On the contrary, you can be nostalgic and remember your past positively. In such cases, you’ll probably think about how well your ex treated you compared to your new partner, how safe you feel, etc. you will remember.
Either way, these intrusive thoughts will slowly begin to mix with the growing resentment you already feel toward your new partner. It goes without saying that these thoughts are a bad sign. In most cases, they make you think about ending the relationship or getting your ex back or moving on to something new.
5. Epiphany Stage
Finally, the fourth stage leads to the final stage where most rebounds end: the epiphany stage. At this point, the relationship can go two ways.

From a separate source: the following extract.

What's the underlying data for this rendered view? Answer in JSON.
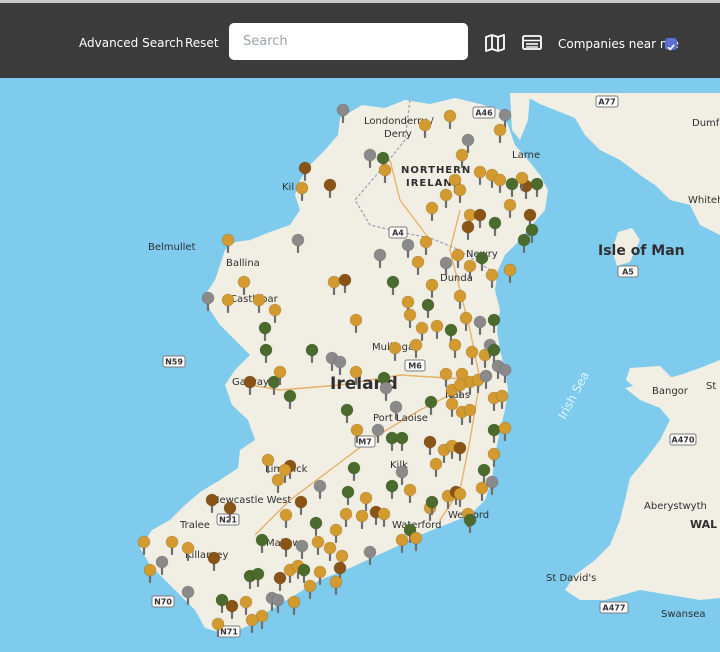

The first and most common of these is separation. You just realize that you were in the relationship for the wrong reasons and that it’s the healthy thing to do to end it. So you talk to your partner and everything amicably or not.
However, there are times when you are ready to work on the relationship. You may come to the conclusion that you really care about your partner and can see a future with them. As long as you’re both willing to put in the work and try to make the relationship non-toxic, you can build something meaningful and lasting.
Facts to Remember About Rebound Links
It is important to emphasize that these stages are never linear. Namely, you won’t just pass them by clear margins. In fact, you may not even notice that one phase has ended and another has begun for weeks or even months.
Finally, it is impossible to put a definitive time stamp on any of the rebound stages. Some may last only a week and some may last months. Therefore, over-generalization is preferable.
In the end, it’s best to just focus on your partner and your relationship and try to relax. That way, you’ll be able to give the relationship a chance and see where it takes you.